Shakespeare Quotes: Strange bedfellows
Strange bedfellows Introduction
I'm Trinculo. I'm the jester so I'm always ready with a punch line or two. It also means I'm never without a drink or a boast. And you know what I think?
Here's neither bush nor shrub, to bear off
any weather at all, and another storm brewing;
I hear it sing i' the wind: yond same black
cloud, yond huge one, looks like a foul
bombard that would shed his liquor. If it
should thunder as it did before, I know not
where to hide my head: yond same cloud cannot
choose but fall by pailfuls. What have we
here? a man or a fish? dead or alive? A fish:
he smells like a fish; a very ancient and fish-
like smell; a kind of not of the newest Poor-
John. A strange fish! Were I in England now,
as once I was, and had but this fish painted,
not a holiday fool there but would give a piece
of silver: there would this monster make a
man; any strange beast there makes a man:
when they will not give a doit to relieve a lame
beggar, they will lazy out ten to see a dead
Indian. Legged like a man and his fins like
arms!
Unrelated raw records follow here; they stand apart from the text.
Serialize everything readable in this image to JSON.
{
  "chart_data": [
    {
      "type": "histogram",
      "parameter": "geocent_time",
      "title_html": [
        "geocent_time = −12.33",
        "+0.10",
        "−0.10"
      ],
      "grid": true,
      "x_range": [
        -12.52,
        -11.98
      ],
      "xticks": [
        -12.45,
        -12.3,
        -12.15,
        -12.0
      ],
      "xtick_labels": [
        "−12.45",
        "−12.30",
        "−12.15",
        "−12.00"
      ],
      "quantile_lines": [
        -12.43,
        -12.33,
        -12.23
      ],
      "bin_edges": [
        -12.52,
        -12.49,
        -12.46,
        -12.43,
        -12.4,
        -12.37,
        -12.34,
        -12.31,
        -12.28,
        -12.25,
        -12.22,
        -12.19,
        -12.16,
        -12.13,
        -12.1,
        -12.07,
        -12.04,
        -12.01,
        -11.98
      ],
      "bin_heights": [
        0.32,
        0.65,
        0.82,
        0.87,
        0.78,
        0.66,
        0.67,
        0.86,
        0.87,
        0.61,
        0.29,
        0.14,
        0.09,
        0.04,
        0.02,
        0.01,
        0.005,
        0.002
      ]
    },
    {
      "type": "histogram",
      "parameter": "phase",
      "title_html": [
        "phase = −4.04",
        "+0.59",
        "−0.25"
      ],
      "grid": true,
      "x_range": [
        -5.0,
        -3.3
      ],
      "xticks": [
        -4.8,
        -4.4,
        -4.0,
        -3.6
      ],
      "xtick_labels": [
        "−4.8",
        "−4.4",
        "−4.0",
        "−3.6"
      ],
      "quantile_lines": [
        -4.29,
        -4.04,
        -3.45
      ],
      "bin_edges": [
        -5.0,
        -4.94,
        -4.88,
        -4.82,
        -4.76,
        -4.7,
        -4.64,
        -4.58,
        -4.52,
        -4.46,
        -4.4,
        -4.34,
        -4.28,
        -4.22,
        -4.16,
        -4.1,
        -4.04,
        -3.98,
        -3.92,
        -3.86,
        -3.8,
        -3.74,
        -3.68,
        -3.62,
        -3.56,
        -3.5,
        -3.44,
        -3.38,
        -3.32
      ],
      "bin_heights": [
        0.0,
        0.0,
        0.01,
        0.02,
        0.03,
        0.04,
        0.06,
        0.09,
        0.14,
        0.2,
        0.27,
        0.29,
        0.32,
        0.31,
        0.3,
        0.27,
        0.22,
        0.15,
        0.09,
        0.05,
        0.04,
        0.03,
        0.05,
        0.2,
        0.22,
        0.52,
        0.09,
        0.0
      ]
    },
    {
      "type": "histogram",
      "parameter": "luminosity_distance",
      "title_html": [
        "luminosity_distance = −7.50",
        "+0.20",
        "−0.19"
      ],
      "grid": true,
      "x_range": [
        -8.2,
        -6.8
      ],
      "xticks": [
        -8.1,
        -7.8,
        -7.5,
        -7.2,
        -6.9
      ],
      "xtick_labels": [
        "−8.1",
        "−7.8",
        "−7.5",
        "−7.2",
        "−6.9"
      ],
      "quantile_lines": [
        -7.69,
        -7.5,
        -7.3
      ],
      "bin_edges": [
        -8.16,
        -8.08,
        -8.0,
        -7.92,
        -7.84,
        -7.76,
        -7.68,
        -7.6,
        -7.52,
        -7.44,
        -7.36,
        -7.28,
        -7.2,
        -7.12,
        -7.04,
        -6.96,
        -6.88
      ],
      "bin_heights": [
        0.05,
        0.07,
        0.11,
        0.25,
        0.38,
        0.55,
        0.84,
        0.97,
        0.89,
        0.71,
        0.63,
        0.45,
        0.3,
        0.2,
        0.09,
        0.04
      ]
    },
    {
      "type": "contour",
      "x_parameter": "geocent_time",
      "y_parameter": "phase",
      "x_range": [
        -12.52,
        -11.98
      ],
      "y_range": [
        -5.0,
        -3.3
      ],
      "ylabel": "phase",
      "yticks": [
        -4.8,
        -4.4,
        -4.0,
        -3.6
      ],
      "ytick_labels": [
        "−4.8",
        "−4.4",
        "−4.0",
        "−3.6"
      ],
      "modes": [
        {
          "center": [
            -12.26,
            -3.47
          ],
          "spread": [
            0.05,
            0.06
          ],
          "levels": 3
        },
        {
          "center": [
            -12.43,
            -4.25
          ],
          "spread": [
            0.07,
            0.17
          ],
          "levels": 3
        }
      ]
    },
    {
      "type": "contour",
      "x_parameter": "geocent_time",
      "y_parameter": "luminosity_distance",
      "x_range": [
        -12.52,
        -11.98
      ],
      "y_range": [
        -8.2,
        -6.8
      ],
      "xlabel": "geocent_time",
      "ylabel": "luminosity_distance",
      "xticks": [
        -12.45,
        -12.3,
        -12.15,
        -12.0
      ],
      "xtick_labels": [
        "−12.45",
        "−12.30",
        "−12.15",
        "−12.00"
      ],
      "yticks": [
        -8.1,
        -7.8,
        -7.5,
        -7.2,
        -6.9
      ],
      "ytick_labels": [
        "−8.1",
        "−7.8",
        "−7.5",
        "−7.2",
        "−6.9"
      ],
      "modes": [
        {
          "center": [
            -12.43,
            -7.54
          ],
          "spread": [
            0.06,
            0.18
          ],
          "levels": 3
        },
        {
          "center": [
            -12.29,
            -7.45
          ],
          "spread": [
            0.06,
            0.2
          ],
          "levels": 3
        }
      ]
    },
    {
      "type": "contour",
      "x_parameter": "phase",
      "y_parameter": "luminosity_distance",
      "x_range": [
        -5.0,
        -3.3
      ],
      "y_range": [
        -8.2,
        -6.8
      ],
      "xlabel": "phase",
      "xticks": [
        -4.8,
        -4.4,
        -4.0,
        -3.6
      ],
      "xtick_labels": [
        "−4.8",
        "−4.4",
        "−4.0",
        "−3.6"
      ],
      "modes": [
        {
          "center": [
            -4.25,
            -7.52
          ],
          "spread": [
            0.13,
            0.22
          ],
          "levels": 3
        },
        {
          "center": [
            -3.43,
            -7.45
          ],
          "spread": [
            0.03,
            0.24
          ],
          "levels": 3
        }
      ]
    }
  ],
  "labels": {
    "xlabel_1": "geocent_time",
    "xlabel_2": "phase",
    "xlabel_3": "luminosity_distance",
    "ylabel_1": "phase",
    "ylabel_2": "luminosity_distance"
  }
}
Warm o' my troth! I do now let loose
my opinion; hold it no longer: this is no fish,
but an islander, that hath lately suffered by a
Alas, the storm is come again! my best way is to
creep under his gaberdine; there is no other
shelter hereabouts: misery acquaints a man with
strange bed-fellows. I will here shroud till the
dregs of the storm be past. (2.2.18-41)
Who Said It and Where
A creature named Caliban is busy fetching wood and cursing Prospero for the mean things he does, like sending spirits to torment him while he works. As Caliban complains of apes that chatter at and bite him, hedgehogs that prick his feet, and snakes that hiss him to madness, Trinculo enters, and Caliban assumes the stranger is another one of Prospero's nasty spirits.
Yet he's nothing of the sort. Trinculo is a jester and member of a group shipwrecked on the island, and he is wandering alone searching for cover, should another storm come. He spots Caliban, and seeing he is maybe a man or a fish (or both), immediately thinks of how people in England would pay to see an odd thing like this. Then he decides Caliban's deformed shape is simply that of a native islander recently hit by lightning.
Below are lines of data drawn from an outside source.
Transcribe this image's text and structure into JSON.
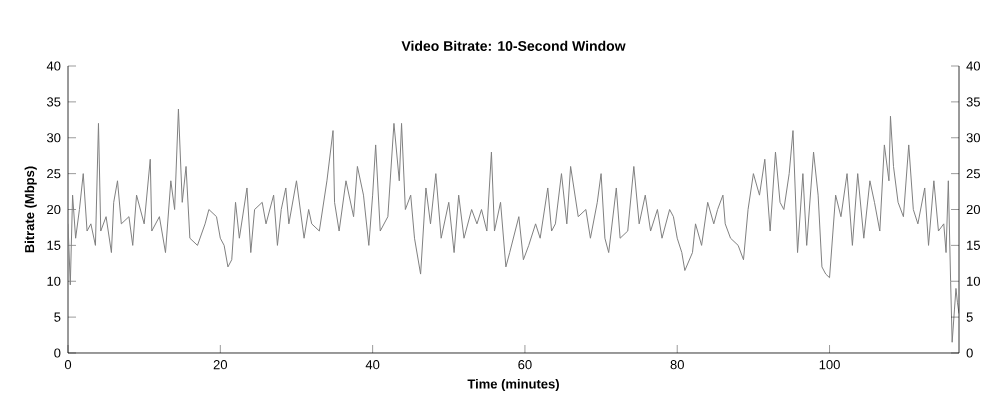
{
  "chart_data": {
    "type": "line",
    "title": "Video Bitrate: 10-Second Window",
    "xlabel": "Time (minutes)",
    "ylabel": "Bitrate (Mbps)",
    "xlim": [
      0,
      117
    ],
    "xticks": [
      0,
      20,
      40,
      60,
      80,
      100
    ],
    "ylim": [
      0,
      40
    ],
    "yticks": [
      0,
      5,
      10,
      15,
      20,
      25,
      30,
      35,
      40
    ],
    "y2lim": [
      0,
      40
    ],
    "y2ticks": [
      0,
      5,
      10,
      15,
      20,
      25,
      30,
      35,
      40
    ],
    "grid": false,
    "legend": false,
    "marker": "none",
    "line_style": "solid",
    "series": [
      {
        "color": "#808080",
        "x": [
          0,
          0.3,
          0.6,
          1,
          1.5,
          2,
          2.5,
          3,
          3.6,
          4,
          4.3,
          5,
          5.7,
          6,
          6.5,
          7,
          8,
          8.5,
          9,
          10,
          10.8,
          11,
          12,
          12.8,
          13.5,
          14,
          14.5,
          15,
          15.5,
          16,
          17,
          18,
          18.5,
          19.5,
          20,
          20.5,
          21,
          21.5,
          22,
          22.5,
          23.5,
          24,
          24.5,
          25.5,
          26,
          27,
          27.5,
          28,
          28.6,
          29,
          30,
          31,
          31.6,
          32,
          33,
          34,
          34.8,
          35,
          35.6,
          36.5,
          37.5,
          38,
          38.8,
          39.5,
          40,
          40.4,
          41,
          42,
          42.8,
          43.5,
          43.8,
          44.3,
          45,
          45.5,
          46.3,
          47,
          47.6,
          48.3,
          49,
          50,
          50.7,
          51.3,
          52,
          53,
          53.7,
          54.3,
          55,
          55.6,
          56,
          56.8,
          57.5,
          58,
          59.2,
          59.8,
          60.5,
          61.4,
          62,
          63,
          63.5,
          64,
          64.8,
          65.5,
          66,
          67,
          68,
          68.6,
          69.5,
          70,
          70.5,
          71,
          72,
          72.5,
          73.5,
          74.3,
          75,
          75.8,
          76.5,
          77.4,
          78,
          79,
          79.5,
          80,
          80.6,
          81,
          82,
          82.4,
          83.2,
          84,
          84.8,
          85.3,
          86,
          86.3,
          87,
          88,
          88.7,
          89.3,
          90,
          90.8,
          91.5,
          92.2,
          92.9,
          93.5,
          94,
          94.7,
          95.2,
          95.8,
          96.5,
          97,
          97.9,
          98.5,
          99,
          99.5,
          100,
          100.8,
          101.5,
          102.3,
          103,
          103.7,
          104.5,
          105.3,
          105.9,
          106.6,
          107.2,
          107.8,
          108,
          108.4,
          109,
          109.7,
          110.4,
          111,
          111.6,
          112.5,
          113,
          113.7,
          114.3,
          115,
          115.3,
          115.6,
          115.9,
          116.1,
          116.4,
          116.6,
          116.8,
          117
        ],
        "values": [
          18,
          9.5,
          22,
          16,
          20,
          25,
          17,
          18,
          15,
          32,
          17,
          19,
          14,
          21,
          24,
          18,
          19,
          15,
          22,
          18,
          27,
          17,
          19,
          14,
          24,
          20,
          34,
          21,
          26,
          16,
          15,
          18,
          20,
          19,
          16,
          15,
          12,
          13,
          21,
          16,
          23,
          14,
          20,
          21,
          18,
          22,
          15,
          20,
          23,
          18,
          24,
          16,
          20,
          18,
          17,
          24,
          31,
          21,
          17,
          24,
          19,
          26,
          22,
          15,
          22,
          29,
          17,
          19,
          32,
          24,
          32,
          20,
          22,
          16,
          11,
          23,
          18,
          25,
          16,
          21,
          14,
          22,
          16,
          20,
          18,
          20,
          17,
          28,
          17,
          21,
          12,
          14,
          19,
          13,
          15,
          18,
          16,
          23,
          17,
          18,
          25,
          18,
          26,
          19,
          20,
          16,
          21,
          25,
          16,
          14,
          23,
          16,
          17,
          26,
          18,
          22,
          17,
          20,
          16,
          20,
          19,
          16,
          14,
          11.5,
          14,
          18,
          15,
          21,
          18,
          20,
          22,
          18,
          16,
          15,
          13,
          20,
          25,
          22,
          27,
          17,
          28,
          21,
          20,
          25,
          31,
          14,
          25,
          15,
          28,
          22,
          12,
          11,
          10.5,
          22,
          19,
          25,
          15,
          25,
          16,
          24,
          21,
          17,
          29,
          24,
          33,
          26,
          21,
          19,
          29,
          20,
          18,
          23,
          15,
          24,
          17,
          18,
          14,
          24,
          10,
          1.5,
          6,
          9,
          7,
          5.5
        ]
      }
    ]
  }
}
Brain Snack: In 16th- and 17th-century England, people paid money to see American Indians who had been brought over from the New World and were exhibited like circus animals. Yep—that's precisely as awful as it sounds. But it explains a lot about what's happening here.
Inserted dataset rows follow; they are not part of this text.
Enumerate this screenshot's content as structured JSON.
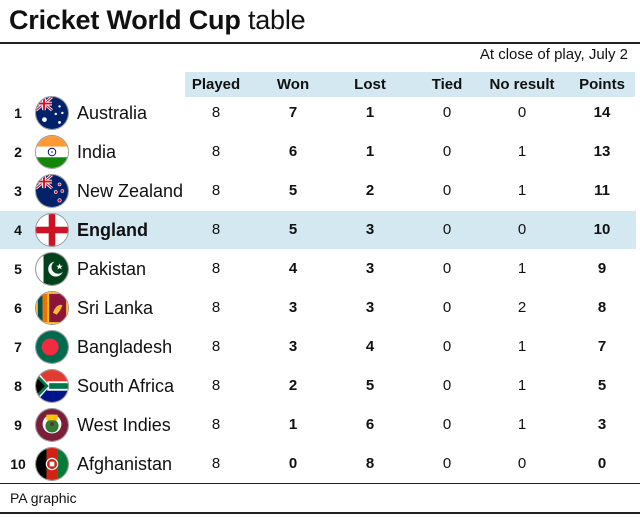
{
  "title_bold": "Cricket World Cup",
  "title_light": "table",
  "subtitle": "At close of play, July 2",
  "columns": [
    "Played",
    "Won",
    "Lost",
    "Tied",
    "No result",
    "Points"
  ],
  "rows": [
    {
      "rank": "1",
      "team": "Australia",
      "played": "8",
      "won": "7",
      "lost": "1",
      "tied": "0",
      "nr": "0",
      "points": "14"
    },
    {
      "rank": "2",
      "team": "India",
      "played": "8",
      "won": "6",
      "lost": "1",
      "tied": "0",
      "nr": "1",
      "points": "13"
    },
    {
      "rank": "3",
      "team": "New Zealand",
      "played": "8",
      "won": "5",
      "lost": "2",
      "tied": "0",
      "nr": "1",
      "points": "11"
    },
    {
      "rank": "4",
      "team": "England",
      "played": "8",
      "won": "5",
      "lost": "3",
      "tied": "0",
      "nr": "0",
      "points": "10",
      "highlight": true
    },
    {
      "rank": "5",
      "team": "Pakistan",
      "played": "8",
      "won": "4",
      "lost": "3",
      "tied": "0",
      "nr": "1",
      "points": "9"
    },
    {
      "rank": "6",
      "team": "Sri Lanka",
      "played": "8",
      "won": "3",
      "lost": "3",
      "tied": "0",
      "nr": "2",
      "points": "8"
    },
    {
      "rank": "7",
      "team": "Bangladesh",
      "played": "8",
      "won": "3",
      "lost": "4",
      "tied": "0",
      "nr": "1",
      "points": "7"
    },
    {
      "rank": "8",
      "team": "South Africa",
      "played": "8",
      "won": "2",
      "lost": "5",
      "tied": "0",
      "nr": "1",
      "points": "5"
    },
    {
      "rank": "9",
      "team": "West Indies",
      "played": "8",
      "won": "1",
      "lost": "6",
      "tied": "0",
      "nr": "1",
      "points": "3"
    },
    {
      "rank": "10",
      "team": "Afghanistan",
      "played": "8",
      "won": "0",
      "lost": "8",
      "tied": "0",
      "nr": "0",
      "points": "0"
    }
  ],
  "flags": [
    "australia-flag-icon",
    "india-flag-icon",
    "new-zealand-flag-icon",
    "england-flag-icon",
    "pakistan-flag-icon",
    "sri-lanka-flag-icon",
    "bangladesh-flag-icon",
    "south-africa-flag-icon",
    "west-indies-flag-icon",
    "afghanistan-flag-icon"
  ],
  "colors": {
    "header_band": "#d3e8f1",
    "highlight_row": "#d3e8f1"
  },
  "source": "PA graphic"
}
Hearing more thunder, Trinculo (quite a wuss, to put it indelicately) immediately jumps under Caliban's cape, seeking shelter. Just then, Stefano, the drunken butler, wanders in singing saucy songs about which women will put out for sailors, and which women won't. Surprised at seeing Caliban as a four legged creature (because Trinculo is under his cape), Stefano announces he did not escape drowning to fall to savages.
Caliban, thinking Stefano is another of Prospero's spirits, cries out. Stefano is shocked that this four-legged monster knows his own language, and thinks the monster suffers from some fever. Stefano will give the monster a drink to ease him, but also hopes he might drunkenly tame the monster and lure him back to Naples as a present for a European emperor.
Meanwhile, the still scared and hiding Trinculo thinks he recognizes Stefano's voice and calls out to him. Finally, after some silly nonsense, Stefano and Trinculo discover each other, and Caliban realizes the two are not spirits, but must be gods, what with the celestial liquor Stefano carries. Stefano doesn't deny it, and drunkenly claims that he was the man in the moon until recently, when he fell down.